Der US-amerikanische Nobelpreisträger James Watson verliert die Ehrentitel seiner ehemaligen Forschungsstätte. In einer Fernsehdokumentation, die Anfang des Monats ausgestrahlt wurde, hatte sich der neunzigjährige Molekularbiologe zum wiederholten Male rassistisch geäußert. Er bekräftigte darin seine Behauptung aus dem Jahr 2007, dass dunkelhäutige Menschen aufgrund ihrer genetischen Veranlagung weniger intelligent seien als Hellhäutige.

Der Präsident des Cold Spring Harbor Laboratory auf Long Island im US-Bundesstaat New York nannte diese Äußerungen "verwerflich" und "wissenschaftlich unhaltbar". Als Konsequenz hat das Institut Watson bereits am vergangenen Freitag die Titel des emeritierten Kanzlers, Ehrentreuhändlers und emeritierten Professor aberkannt.

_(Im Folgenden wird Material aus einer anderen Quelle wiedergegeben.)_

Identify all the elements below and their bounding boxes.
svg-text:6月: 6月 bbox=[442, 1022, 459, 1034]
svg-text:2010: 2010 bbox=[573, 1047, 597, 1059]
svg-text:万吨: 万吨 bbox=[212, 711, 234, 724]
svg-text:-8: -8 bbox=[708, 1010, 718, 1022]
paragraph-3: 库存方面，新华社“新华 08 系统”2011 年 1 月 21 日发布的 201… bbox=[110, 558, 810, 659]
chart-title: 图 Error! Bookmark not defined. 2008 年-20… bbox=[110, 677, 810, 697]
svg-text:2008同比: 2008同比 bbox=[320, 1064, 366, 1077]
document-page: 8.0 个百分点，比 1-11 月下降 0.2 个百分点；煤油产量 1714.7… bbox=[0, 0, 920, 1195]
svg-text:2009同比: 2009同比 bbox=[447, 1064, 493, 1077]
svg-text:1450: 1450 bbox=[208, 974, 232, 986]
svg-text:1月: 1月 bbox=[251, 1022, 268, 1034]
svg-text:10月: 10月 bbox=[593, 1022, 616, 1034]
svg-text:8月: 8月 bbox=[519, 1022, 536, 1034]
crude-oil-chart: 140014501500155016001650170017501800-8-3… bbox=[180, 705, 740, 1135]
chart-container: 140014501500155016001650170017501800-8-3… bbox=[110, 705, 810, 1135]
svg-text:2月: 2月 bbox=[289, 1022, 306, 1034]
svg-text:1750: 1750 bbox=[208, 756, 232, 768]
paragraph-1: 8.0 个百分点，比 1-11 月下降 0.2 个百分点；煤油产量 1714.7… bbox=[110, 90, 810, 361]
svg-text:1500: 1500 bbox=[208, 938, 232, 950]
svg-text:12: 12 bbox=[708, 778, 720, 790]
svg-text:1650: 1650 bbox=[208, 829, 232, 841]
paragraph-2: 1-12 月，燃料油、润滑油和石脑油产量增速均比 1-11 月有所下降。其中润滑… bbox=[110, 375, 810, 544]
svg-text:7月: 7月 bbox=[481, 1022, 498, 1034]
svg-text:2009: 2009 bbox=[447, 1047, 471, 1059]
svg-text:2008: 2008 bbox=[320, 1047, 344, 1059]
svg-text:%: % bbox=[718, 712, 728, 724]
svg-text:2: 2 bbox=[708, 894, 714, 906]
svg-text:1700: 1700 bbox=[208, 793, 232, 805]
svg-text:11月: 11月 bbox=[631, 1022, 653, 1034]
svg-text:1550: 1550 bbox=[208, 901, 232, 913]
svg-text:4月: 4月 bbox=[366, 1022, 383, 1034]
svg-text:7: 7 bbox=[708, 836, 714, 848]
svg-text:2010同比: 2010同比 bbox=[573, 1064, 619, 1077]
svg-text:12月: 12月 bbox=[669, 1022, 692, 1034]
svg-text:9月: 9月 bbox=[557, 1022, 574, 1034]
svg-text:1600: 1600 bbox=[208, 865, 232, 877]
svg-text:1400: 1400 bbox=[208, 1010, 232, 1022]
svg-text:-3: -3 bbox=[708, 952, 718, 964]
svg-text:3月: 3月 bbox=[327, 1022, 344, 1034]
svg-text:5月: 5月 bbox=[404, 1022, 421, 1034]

Watson war jahrzehntelang der Direktor der Forschungseinrichtung Cold Spring Harbor. Auch dessen Graduiertenkolleg für Biologie ist nach ihm benannt. Er wurde jedoch bereits 2007 von jeglicher akademischen Verantwortung entbunden. In einem Interview mit der britischen Zeitung The Sunday Times hatte er dem afrikanischen Kontinent eine düstere Zukunft prophezeit, und dies mit angeblichen kognitiven Unterschieden begründet.

Nachdem Watson seine Anstellungen verloren hatte, entschuldigte er sich offiziell für diese Äußerungen. Seine Stelle als Kanzler erhielt er nicht zurück, doch das Cold Spring Harbor Laboratory verlieh ihm daraufhin die nun verlorenen Ehrentitel. Die einstige Reue habe Watson mit seinem Auftritt in der Dokumentation "American Masters: Decoding Watson" jedoch revidiert, wie das Institut in seiner Pressemitteilung vom 11. Januar erklärt.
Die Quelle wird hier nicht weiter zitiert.